Relator prays for a writ requiring respondents (1) to reject the bid of Modany and (2) to exercise its discretion as to whether to accept Riley’s bid. If the board rejects Modany’s bid, the superintendent will have nothing to do with respect to that bid. If the board exercises its discretion to approve Riley’s bid, that will not interfere with the superintendent performing his statutory obligation to approve or disapprove the award to Riley.

Hence, the relief prayed for, if granted, would not in any *31way interefere with or affect the duty or right of the superintendent to approve or disapprove any award that is made.

It is apparent therefore that the superintendent is not a necessary party to the action; and, since plaintiff would have an adequate remedy in the ordinary course of the law to raise the questions that he raises in this proceeding (as by way of an action in the Common Pleas Court to enjoin the board from awarding the contract to Modany), the writ should be denied. State, ex rel. Durek, v. Masheter, Dir. (1967), 9 Ohio St. 2d 76, 223 N. E. 2d 601; State, ex rel. Danford, v. Karl, Mayor (1967), 9 Ohio St. 2d 79, 223 N. E. 2d 602; State, ex rel. Federal Homes Properties, Inc., v. Singer, Bldg. Commr. (1967), 9 Ohio St. 2d 95, 223 N. E. 2d 824.

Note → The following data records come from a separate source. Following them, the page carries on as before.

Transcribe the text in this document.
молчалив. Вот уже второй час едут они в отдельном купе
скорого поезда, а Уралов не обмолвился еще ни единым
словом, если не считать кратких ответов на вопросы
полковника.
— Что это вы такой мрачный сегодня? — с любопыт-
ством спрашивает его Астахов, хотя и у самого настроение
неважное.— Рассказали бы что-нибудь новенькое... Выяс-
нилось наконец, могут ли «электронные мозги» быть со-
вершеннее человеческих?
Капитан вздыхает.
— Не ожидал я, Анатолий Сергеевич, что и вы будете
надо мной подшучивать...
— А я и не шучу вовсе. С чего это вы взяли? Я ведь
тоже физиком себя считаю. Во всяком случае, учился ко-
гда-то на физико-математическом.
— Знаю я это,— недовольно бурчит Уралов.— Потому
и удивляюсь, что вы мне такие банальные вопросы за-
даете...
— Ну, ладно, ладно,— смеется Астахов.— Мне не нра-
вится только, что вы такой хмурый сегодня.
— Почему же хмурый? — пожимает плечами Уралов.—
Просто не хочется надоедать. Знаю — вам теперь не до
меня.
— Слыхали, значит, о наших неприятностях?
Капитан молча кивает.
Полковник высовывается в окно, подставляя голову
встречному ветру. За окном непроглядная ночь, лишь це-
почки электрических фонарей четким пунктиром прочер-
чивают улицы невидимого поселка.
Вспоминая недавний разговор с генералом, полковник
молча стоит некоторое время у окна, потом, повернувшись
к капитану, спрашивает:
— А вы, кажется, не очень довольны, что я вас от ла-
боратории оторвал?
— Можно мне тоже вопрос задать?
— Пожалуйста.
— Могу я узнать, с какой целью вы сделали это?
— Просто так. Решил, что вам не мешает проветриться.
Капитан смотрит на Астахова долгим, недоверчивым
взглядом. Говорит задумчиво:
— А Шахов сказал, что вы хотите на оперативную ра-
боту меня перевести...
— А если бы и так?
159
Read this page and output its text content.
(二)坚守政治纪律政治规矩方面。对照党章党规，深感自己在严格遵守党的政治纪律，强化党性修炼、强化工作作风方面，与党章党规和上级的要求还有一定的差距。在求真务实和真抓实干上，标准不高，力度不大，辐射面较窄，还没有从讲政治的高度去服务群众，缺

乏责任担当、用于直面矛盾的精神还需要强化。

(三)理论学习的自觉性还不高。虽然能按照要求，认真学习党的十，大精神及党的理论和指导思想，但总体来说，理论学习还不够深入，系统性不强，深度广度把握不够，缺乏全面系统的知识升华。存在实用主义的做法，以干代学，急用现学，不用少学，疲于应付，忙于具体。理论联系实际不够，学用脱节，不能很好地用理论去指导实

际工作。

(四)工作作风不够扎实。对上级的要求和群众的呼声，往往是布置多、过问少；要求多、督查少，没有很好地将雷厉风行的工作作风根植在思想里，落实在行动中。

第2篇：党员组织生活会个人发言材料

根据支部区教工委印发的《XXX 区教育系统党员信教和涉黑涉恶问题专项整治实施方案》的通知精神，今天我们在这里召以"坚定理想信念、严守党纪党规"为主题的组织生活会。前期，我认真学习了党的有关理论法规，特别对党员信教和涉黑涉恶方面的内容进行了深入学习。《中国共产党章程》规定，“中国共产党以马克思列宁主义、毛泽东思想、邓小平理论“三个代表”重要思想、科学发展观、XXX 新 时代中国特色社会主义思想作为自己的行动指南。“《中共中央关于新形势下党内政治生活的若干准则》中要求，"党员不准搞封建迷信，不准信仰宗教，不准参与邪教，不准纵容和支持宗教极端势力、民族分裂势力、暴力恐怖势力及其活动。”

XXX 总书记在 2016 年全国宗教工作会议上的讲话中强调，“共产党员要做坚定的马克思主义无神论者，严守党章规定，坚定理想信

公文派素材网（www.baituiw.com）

As stated in the syllabus of State, ex rel. Stine, v. McCaw (1939), 136 Ohio St. 41, 23 N. E. 2d 631: “since the Supreme Court does not have original jurisdiction in injunction, mandatory injunctive relief will not be granted by that court through an action in mandamus.”

As to the reasons stated in the majority opinion for the judgment, Section 3318.10, Revised Code, states that “a proposal shall be invalid and not considered unless a bond * * * with sufficient sureties, in a sum equal to the total sum of the proposal is filed * * * nor unless such proposal and such bond are filed in one sealed envelope.” (Emphasis added.)

A bond in a sufficient amount was filed, but in the same envelope with it was a statement of the only surety thereon that the surety was to be obligated on the bond only for an amount less than the required amount. This written disclaimer of the surety was not removed until after the bids had been opened.

The procedure here approved would enable a bidder, with the cooperation of his surety, to avoid the consequences of his bid after the opening of bids. To prevent this is the obvious reason for requiring a proper bond to be in the same envelope with the bid.

Schneider and Brown, JJ., concur in the foregoing concurring opinion.